Minister of Culture of Myanmar
- In office 30 March 2011 – 27 August 2012
- Preceded by: Khin Aung Myint
- Succeeded by: Aye Myint Kyu

Minister of Information of Myanmar
- In office 13 September 2002 – 27 August 2012
- Preceded by: Kyi Aung
- Succeeded by: Aung Kyi

MP of the Pyithu Hluttaw
- In office 31 January 2011 – 30 March 2011
- Preceded by: Constituency established
- Succeeded by: Khin San Hlaing (NLD)
- Constituency: Pale Township
- Majority: 68,071 (94%)

Personal details
- Born: 20 May 1948 (age 77) Monywa, Burma
- Party: Union Solidarity and Development Party
- Spouse: Kyi Kyi Win
- Alma mater: Defence Services Academy

Military service
- Allegiance: Myanmar
- Branch/service: Myanmar Army
- Rank: Brigadier-General

= Kyaw Hsan =

Kyaw Hsan (born 20 May 1948) is a former Brigadier-General and previously served as Minister of Cooperatives, Minister of Culture and Minister of Information of Myanmar.
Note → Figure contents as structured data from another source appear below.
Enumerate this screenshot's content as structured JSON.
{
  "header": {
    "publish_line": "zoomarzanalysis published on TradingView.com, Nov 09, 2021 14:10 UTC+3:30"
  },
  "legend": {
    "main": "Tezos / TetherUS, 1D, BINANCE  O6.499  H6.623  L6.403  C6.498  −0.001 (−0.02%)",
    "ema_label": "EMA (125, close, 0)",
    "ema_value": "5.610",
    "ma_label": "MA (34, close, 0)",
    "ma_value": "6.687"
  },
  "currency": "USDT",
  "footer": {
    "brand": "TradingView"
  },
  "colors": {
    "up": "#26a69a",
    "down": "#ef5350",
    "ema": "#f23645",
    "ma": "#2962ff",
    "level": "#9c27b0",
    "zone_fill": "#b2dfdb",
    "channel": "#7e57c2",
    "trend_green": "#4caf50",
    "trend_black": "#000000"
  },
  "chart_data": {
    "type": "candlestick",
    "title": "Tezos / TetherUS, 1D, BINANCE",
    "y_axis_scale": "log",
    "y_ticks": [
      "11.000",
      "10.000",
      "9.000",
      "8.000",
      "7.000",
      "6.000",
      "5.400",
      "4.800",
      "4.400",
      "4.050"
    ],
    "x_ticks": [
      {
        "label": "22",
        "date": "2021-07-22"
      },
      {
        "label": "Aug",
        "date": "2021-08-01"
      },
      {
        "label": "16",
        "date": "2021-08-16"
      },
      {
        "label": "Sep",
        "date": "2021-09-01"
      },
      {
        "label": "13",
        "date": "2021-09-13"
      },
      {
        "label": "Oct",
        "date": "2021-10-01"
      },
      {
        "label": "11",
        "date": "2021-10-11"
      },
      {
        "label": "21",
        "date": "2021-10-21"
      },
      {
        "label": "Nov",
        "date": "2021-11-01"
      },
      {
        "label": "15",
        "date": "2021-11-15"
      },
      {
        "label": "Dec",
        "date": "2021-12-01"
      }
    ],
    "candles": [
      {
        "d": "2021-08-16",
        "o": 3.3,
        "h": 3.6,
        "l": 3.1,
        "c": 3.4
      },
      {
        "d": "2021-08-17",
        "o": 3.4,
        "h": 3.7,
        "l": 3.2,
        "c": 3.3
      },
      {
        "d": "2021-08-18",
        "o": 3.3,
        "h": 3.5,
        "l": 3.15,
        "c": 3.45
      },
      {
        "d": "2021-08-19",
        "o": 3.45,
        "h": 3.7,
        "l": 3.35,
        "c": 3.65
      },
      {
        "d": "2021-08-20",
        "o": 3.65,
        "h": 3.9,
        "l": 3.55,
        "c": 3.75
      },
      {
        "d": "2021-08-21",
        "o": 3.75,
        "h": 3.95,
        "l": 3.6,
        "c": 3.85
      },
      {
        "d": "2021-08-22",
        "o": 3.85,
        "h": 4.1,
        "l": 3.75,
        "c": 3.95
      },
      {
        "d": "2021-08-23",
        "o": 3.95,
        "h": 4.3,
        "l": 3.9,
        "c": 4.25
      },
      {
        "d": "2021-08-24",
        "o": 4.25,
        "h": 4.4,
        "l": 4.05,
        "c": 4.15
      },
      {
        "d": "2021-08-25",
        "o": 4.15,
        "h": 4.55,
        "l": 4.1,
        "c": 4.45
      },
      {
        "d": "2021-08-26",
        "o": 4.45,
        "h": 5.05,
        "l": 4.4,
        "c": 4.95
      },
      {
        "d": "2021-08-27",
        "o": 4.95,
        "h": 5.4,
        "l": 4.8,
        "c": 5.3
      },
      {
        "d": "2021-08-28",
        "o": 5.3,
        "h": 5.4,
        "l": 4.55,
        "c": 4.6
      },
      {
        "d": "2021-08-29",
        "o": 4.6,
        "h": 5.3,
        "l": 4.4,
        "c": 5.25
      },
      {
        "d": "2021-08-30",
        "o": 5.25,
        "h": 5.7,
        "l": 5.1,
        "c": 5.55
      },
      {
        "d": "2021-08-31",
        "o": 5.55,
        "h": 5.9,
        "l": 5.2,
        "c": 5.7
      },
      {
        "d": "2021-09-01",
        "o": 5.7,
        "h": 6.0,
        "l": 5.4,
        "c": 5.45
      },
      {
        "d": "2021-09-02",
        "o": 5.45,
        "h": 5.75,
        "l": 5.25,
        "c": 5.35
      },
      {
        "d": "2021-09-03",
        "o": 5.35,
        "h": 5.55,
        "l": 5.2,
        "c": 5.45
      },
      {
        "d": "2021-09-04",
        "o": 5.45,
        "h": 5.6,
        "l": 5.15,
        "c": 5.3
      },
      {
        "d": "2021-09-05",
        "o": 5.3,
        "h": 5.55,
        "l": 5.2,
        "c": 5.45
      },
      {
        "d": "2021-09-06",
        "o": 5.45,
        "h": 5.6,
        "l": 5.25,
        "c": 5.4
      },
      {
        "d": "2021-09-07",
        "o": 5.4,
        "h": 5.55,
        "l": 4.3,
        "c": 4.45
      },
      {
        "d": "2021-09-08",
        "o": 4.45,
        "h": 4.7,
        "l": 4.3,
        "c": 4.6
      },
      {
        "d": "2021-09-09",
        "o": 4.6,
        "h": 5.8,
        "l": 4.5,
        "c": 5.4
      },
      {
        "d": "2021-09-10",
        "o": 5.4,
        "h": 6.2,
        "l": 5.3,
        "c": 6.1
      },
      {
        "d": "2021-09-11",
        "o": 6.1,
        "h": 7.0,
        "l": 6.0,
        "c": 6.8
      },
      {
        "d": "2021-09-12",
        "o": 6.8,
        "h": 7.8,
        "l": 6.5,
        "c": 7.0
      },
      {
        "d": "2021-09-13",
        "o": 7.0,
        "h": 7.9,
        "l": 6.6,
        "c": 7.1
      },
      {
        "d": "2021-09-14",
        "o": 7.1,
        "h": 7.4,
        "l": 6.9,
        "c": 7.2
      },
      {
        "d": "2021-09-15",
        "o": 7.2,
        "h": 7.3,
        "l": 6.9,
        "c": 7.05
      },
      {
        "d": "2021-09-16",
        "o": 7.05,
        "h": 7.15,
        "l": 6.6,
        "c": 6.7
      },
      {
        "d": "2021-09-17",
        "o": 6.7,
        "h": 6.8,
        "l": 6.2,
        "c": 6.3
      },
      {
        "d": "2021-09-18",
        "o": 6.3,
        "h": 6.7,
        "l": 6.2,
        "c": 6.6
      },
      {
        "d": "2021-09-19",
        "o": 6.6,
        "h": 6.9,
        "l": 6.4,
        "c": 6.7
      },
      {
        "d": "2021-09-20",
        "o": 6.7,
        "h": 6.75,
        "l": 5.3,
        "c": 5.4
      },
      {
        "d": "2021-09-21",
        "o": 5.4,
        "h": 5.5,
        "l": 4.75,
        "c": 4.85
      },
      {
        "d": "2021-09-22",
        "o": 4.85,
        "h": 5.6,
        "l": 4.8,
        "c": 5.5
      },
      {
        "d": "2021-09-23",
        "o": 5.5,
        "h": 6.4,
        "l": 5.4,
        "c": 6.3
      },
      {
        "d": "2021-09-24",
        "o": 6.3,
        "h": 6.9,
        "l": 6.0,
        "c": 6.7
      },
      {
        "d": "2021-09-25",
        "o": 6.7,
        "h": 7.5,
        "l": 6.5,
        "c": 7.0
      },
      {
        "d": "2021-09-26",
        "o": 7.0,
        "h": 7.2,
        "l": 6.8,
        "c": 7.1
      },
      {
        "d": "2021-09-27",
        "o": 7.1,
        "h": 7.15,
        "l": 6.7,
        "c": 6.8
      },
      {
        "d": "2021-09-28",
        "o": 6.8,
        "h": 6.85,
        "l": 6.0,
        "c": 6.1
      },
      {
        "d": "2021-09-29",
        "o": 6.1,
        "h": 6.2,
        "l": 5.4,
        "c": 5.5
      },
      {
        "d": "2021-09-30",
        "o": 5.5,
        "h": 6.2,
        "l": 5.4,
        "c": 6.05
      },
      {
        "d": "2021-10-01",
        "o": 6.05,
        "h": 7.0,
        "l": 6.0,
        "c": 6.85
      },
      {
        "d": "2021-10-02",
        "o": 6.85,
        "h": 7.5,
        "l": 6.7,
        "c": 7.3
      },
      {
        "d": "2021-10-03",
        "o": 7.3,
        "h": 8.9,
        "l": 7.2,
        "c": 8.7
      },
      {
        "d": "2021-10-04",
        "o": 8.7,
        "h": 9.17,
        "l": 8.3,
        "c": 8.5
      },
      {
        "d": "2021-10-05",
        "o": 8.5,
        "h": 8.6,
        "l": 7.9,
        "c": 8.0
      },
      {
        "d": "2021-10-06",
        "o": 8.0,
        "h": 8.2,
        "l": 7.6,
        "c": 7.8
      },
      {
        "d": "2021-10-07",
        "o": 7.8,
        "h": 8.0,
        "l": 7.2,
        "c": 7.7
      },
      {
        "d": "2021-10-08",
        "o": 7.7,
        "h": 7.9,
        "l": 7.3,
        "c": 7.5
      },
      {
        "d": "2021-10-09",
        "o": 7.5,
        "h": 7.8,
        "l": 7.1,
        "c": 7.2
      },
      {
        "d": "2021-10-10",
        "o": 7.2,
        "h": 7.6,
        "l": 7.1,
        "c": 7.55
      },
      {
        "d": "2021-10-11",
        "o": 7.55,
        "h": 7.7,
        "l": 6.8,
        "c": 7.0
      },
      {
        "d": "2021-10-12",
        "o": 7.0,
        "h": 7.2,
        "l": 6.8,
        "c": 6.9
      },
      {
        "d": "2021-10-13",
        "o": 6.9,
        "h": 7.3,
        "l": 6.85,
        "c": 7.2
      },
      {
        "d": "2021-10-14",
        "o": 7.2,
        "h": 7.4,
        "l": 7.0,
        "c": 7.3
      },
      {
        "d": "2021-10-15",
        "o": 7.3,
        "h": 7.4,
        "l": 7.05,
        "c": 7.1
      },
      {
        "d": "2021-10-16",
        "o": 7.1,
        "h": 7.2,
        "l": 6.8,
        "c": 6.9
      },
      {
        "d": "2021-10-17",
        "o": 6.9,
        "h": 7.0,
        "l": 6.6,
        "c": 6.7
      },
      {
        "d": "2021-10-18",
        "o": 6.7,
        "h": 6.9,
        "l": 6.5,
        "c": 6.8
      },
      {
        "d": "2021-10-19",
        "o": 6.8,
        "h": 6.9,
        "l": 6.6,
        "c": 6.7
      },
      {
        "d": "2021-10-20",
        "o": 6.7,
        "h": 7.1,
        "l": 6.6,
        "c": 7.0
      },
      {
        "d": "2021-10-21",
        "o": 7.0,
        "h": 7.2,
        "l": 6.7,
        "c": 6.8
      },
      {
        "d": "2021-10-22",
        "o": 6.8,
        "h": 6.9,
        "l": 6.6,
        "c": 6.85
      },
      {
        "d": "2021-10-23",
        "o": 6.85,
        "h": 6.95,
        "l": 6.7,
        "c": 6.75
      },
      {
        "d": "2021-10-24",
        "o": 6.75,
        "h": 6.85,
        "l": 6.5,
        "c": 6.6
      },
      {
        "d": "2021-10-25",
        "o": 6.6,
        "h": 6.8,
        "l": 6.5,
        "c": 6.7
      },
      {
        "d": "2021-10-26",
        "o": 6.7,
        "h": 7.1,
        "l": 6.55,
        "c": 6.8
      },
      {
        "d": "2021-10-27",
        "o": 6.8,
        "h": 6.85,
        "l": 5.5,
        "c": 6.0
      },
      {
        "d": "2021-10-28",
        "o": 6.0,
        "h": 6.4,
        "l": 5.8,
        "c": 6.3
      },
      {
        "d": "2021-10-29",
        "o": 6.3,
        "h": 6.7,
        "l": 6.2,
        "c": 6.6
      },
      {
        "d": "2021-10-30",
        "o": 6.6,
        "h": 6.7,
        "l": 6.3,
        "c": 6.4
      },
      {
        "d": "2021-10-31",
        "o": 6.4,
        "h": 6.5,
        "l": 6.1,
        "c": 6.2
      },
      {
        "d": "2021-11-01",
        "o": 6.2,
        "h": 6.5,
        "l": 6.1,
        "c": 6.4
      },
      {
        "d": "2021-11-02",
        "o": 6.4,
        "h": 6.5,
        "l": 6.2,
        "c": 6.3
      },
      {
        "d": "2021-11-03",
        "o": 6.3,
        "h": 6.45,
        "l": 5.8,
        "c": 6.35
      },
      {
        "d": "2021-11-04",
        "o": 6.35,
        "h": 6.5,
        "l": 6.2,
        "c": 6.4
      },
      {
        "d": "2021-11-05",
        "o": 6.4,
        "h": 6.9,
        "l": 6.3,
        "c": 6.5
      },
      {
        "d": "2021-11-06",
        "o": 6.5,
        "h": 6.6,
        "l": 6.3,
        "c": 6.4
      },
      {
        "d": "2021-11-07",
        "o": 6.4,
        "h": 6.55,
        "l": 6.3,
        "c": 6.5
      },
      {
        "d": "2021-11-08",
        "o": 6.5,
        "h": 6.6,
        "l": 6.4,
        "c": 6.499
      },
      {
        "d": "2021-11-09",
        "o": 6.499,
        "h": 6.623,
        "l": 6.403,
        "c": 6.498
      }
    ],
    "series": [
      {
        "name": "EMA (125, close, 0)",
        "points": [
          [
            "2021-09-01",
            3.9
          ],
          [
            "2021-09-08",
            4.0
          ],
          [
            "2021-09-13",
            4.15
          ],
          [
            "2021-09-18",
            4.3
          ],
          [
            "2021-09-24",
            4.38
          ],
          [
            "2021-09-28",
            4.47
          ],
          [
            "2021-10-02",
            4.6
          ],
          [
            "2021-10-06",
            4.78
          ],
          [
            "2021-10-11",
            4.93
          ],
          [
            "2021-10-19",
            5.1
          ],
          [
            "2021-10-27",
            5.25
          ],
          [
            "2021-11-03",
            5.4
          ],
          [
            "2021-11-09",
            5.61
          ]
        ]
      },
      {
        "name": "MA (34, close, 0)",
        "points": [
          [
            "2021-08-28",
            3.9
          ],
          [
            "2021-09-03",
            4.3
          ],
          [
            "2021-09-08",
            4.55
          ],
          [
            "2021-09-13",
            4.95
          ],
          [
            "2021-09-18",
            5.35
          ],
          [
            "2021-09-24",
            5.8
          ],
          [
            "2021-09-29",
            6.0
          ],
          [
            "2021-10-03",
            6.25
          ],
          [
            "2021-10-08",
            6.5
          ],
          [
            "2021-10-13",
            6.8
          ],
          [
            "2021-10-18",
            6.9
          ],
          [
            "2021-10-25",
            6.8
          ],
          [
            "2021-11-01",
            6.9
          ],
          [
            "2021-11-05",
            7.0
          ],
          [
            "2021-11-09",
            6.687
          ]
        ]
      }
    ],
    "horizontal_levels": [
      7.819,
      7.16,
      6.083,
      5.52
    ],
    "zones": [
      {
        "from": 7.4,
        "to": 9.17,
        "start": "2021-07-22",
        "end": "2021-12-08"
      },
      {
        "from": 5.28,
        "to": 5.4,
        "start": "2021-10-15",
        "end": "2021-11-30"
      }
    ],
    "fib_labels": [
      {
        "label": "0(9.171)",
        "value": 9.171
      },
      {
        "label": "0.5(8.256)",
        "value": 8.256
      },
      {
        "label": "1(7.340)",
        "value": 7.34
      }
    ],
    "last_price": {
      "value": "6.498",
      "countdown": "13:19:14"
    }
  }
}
== Early life and education ==
Kyaw Hsan was born on 20 May 1948 is Monywa, Sagaing Region. He attended high school in Pale. He applied to the Defense Services Academy (DSA) in 1964 but was rejected because he was too small. The next year he reapplied, this time successfully.

== Career ==
After graduating in 1969, Kyaw Hsan served as battalion commander and then division commander under Vice Senior-General Maung Aye, a regional commander in Shan State. In 2001 Kyaw Hsan was appointed deputy Minister of Commerce. In September 2002 he was appointed Minister of Information.

Kyaw Hsan had to resign from the military to run for office in 2010 on the ruling Union Solidarity and Development Party platform. He was elected an MP and became Minister of Information and Culture. A 2011 report in The Irrawaddy said he was one of the more powerful members of the government, and said he had used his control over the media to advance his career.